Pakar Hukum: Tujuan Akhir Pelaku Narkotika Harus Jadi Dasar Penegakan Hukum
Sumber Foto: ANTARA News Lampung
Hukum

Pakar Hukum: Tujuan Akhir Pelaku Narkotika Harus Jadi Dasar Penegakan Hukum

Agenda Nasional - Mereka semua belum tentu orang yang benar-benar bersalah, karena hanya sebagai kurir atau pemakai. Justru jika ingin seorang bandarnya yang memang harus dihukum mati

Bandarlampung (ANTARA) - Pakar hukum narkotika Yunizar Akbar menyebutkan bahwa konteks hukum dari tujuan akhir para pelaku peredaran narkotika harus menjadi dasar utama untuk para penegak hukum dalam melakukan penegakan hukum.

Dalam konteks narkotika, menurut dia, sejauh ini para penegak hukum telah keliru dalam menegakkan hukum yang menjadikan dasar utama seperti banyak atau sedikitnya barang bukti yang dimiliki.

"Jumlah memang itu salah satu termasuk dasar untuk menegakkan hukum, namun yang sebenarnya adalah bukan itu melainkan tujuan akhir atau poinnya para pelaku baik bandar, kurir, atau lainnya itu apa? Nah itu yang seharusnya dijadikan dasar utama untuk rekan penegak hukum," katanya saat melakukan diskusi bersama para mahasiswa di Bandarlampung, Sabtu.
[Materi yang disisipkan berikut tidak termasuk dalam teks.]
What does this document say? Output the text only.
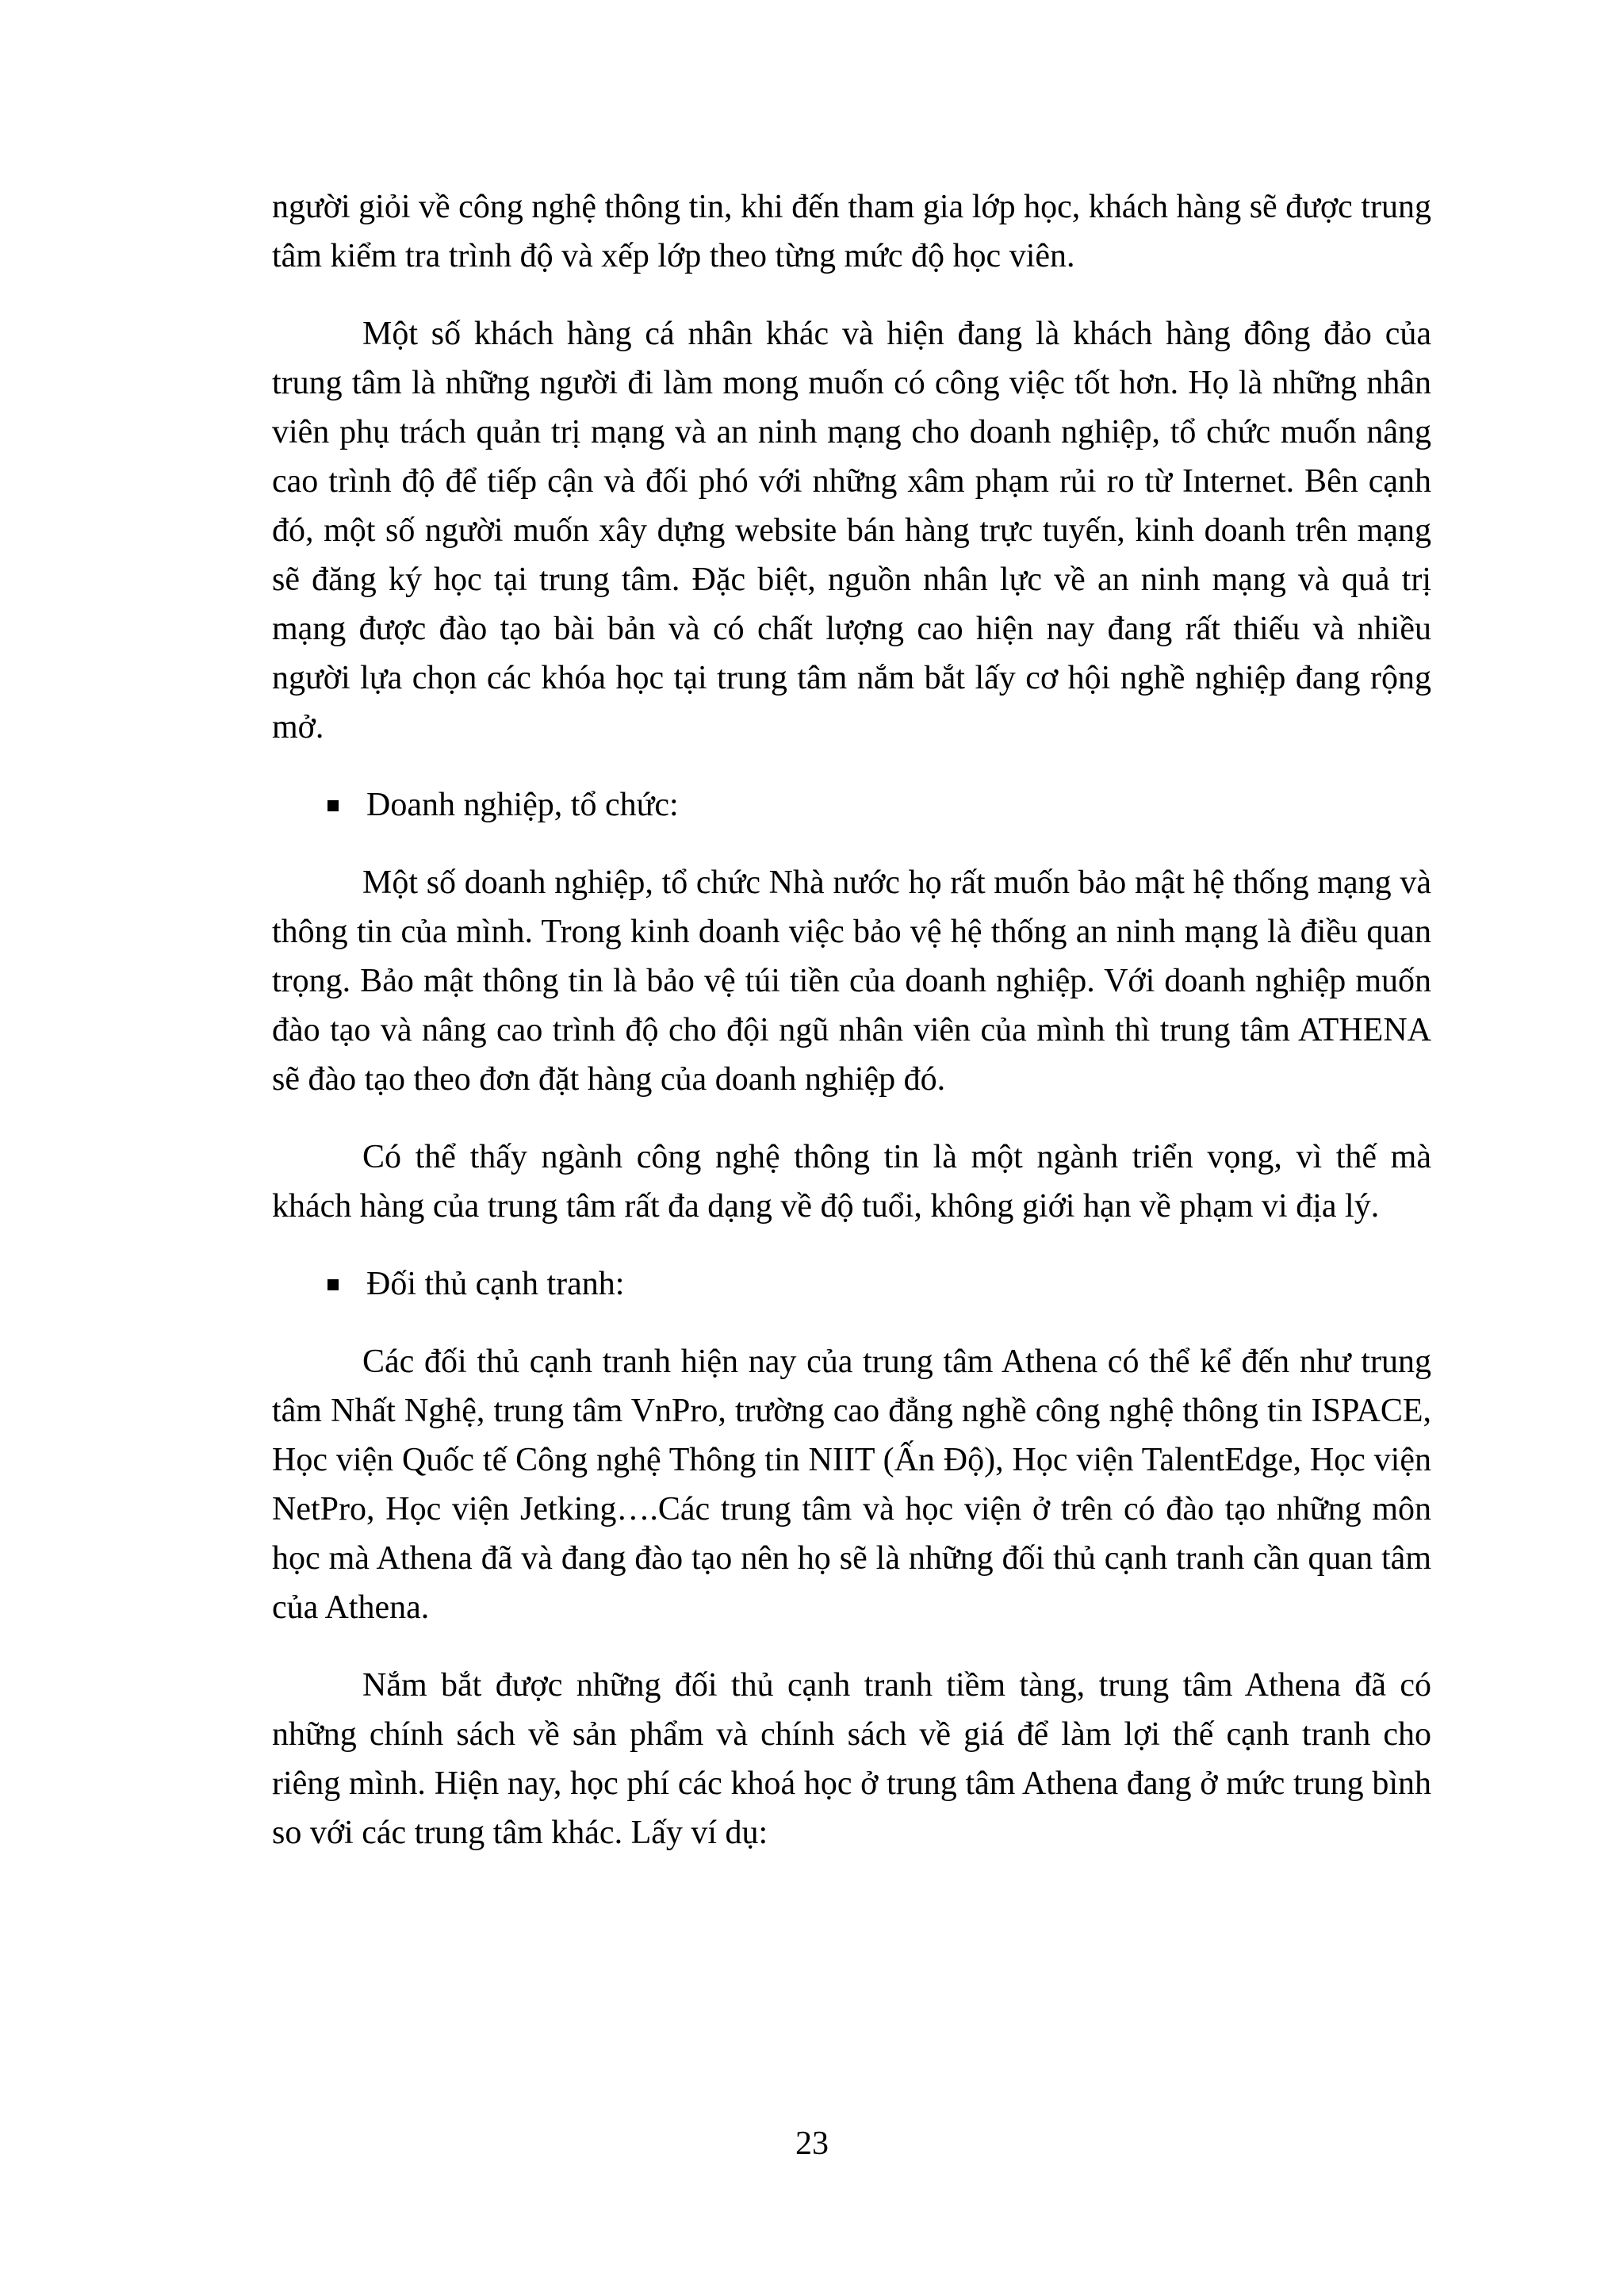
người giỏi về công nghệ thông tin, khi đến tham gia lớp học, khách hàng sẽ được trung tâm kiểm tra trình độ và xếp lớp theo từng mức độ học viên.

Một số khách hàng cá nhân khác và hiện đang là khách hàng đông đảo của trung tâm là những người đi làm mong muốn có công việc tốt hơn. Họ là những nhân viên phụ trách quản trị mạng và an ninh mạng cho doanh nghiệp, tổ chức muốn nâng cao trình độ để tiếp cận và đối phó với những xâm phạm rủi ro từ Internet. Bên cạnh đó, một số người muốn xây dựng website bán hàng trực tuyến, kinh doanh trên mạng sẽ đăng ký học tại trung tâm. Đặc biệt, nguồn nhân lực về an ninh mạng và quả trị mạng được đào tạo bài bản và có chất lượng cao hiện nay đang rất thiếu và nhiều người lựa chọn các khóa học tại trung tâm nắm bắt lấy cơ hội nghề nghiệp đang rộng mở.

Doanh nghiệp, tổ chức:

Một số doanh nghiệp, tổ chức Nhà nước họ rất muốn bảo mật hệ thống mạng và thông tin của mình. Trong kinh doanh việc bảo vệ hệ thống an ninh mạng là điều quan trọng. Bảo mật thông tin là bảo vệ túi tiền của doanh nghiệp. Với doanh nghiệp muốn đào tạo và nâng cao trình độ cho đội ngũ nhân viên của mình thì trung tâm ATHENA sẽ đào tạo theo đơn đặt hàng của doanh nghiệp đó.

Có thể thấy ngành công nghệ thông tin là một ngành triển vọng, vì thế mà khách hàng của trung tâm rất đa dạng về độ tuổi, không giới hạn về phạm vi địa lý.

Đối thủ cạnh tranh:

Các đối thủ cạnh tranh hiện nay của trung tâm Athena có thể kể đến như trung tâm Nhất Nghệ, trung tâm VnPro, trường cao đẳng nghề công nghệ thông tin ISPACE, Học viện Quốc tế Công nghệ Thông tin NIIT (Ấn Độ), Học viện TalentEdge, Học viện NetPro, Học viện Jetking….Các trung tâm và học viện ở trên có đào tạo những môn học mà Athena đã và đang đào tạo nên họ sẽ là những đối thủ cạnh tranh cần quan tâm của Athena.

Nắm bắt được những đối thủ cạnh tranh tiềm tàng, trung tâm Athena đã có những chính sách về sản phẩm và chính sách về giá để làm lợi thế cạnh tranh cho riêng mình. Hiện nay, học phí các khoá học ở trung tâm Athena đang ở mức trung bình so với các trung tâm khác. Lấy ví dụ:

23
Ia mengatakan prinsip menangani perkara tindak pidana narkotika mengenai barang bukti banyak atau kecil, sesungguhnya sama saja. Dalam penegakan hukum, menurut dia, yang harus diperhatikan adalah konteks dari penguasaan narkotika dari para pelaku tersebut atau tujuan akhirnya.

"Apakah tujuan akhirnya untuk dijual langsung, atau kah sekedar mengantar dan mendapatkan upah. Kemudian apa jenis upah yang diterimanya uang kah, narkoba gratis, atau keduanya? Dari keterangan tersebut maka dapat kita simpulkan peran atau andil pelaku menjadi dasar utamanya dalam menegakkan hukum," kata dia.

Di samping itu, Direktur BE-i Law Firm tersebut juga pernah membuktikan dasar utama penegakan hukum yang ia sampaikan dengan cara mendampingi para pelaku penyalahgunaan narkotika dengan barang bukti minimal di atas satu kilogram.

Sampai saat ini, tambah dia, ada sebanyak 22 perkara narkotika yang ia dampingi dengan banyaknya barang bukti sehingga para pelaku dihukum pada tingkat pengadilan utama dengan hukuman mati.

"Bukan satu atau dua kilo, melainkan mulai dari lima hingga di atas 50 kilogram barang bukti. Tapi saya memiliki prinsip bahwa tujuan akhir adalah yang harus dijadikan dasar utama dan akhirnya para pelaku tidak menjadi hukuman mati melainkan antara 15 hingga 20 tahun," kata dia lagi.

Sebanyak 22 perkara tersebut, ia merincikan beberapa perkara diantaranya no280/Pid.Sus/2025/PNTjk dengan 10 kilogram barang bukti yang diputus hukuman mati pada tingkat kasasi menjadi 20 tahun, no203/Pid.Sus/2025/PNTjk 20 kilogram barang bukti diputus hukuman mati pada tingkat kasasi menjadi 20 tahun, no48/Pid.Sus/2025/PNTjk lima kilogram barang bukti yang diputus seumur hiduo/p menjadi 18 tahun, dan no232/Pid.Sus/2024/PNTjk dengan barang bukti 58 kilogram diputus seumur hidup menjadi 20 tahun.

Kemudian berkas perkara no1178/Pid.Sus/2024/PN Tjk, dengan barang bukti 30 kilogram diputus selama 17 tahun, no905/Pid.Sus/2019/PNTjk dengan barang bukti 400 kilogram ganja diputus 20 tahun, no 1/Pid.Sus/2023/PNTjk dengan barang bukti 5000 butir pil ekstasi diputus 15 tahun, dan lainnya.

Ia juga menyampaikan kepada seluruh penegak hukum bahwa tidak semua pelaku yang memiliki atau membawa narkotika benar-benar salah. Terkadang, katanya, ada penyebab yang harus memaksa mereka melakukan itu mulai dari desakan faktor ekonomi hingga kecanduan psikotropika.

"Itulah sebabnya saya katakan bahwa tujuan akhir utama menjadi dasar utama, karena dengan itu kita semua bisa melihat apa yang membuat mereka melakukan itu. Mereka semua belum tentu orang yang benar-benar bersalah, karena hanya sebagai kurir atau pemakai. Justru jika ingin seorang bandarnya yang memang harus dihukum mati," tegasnya.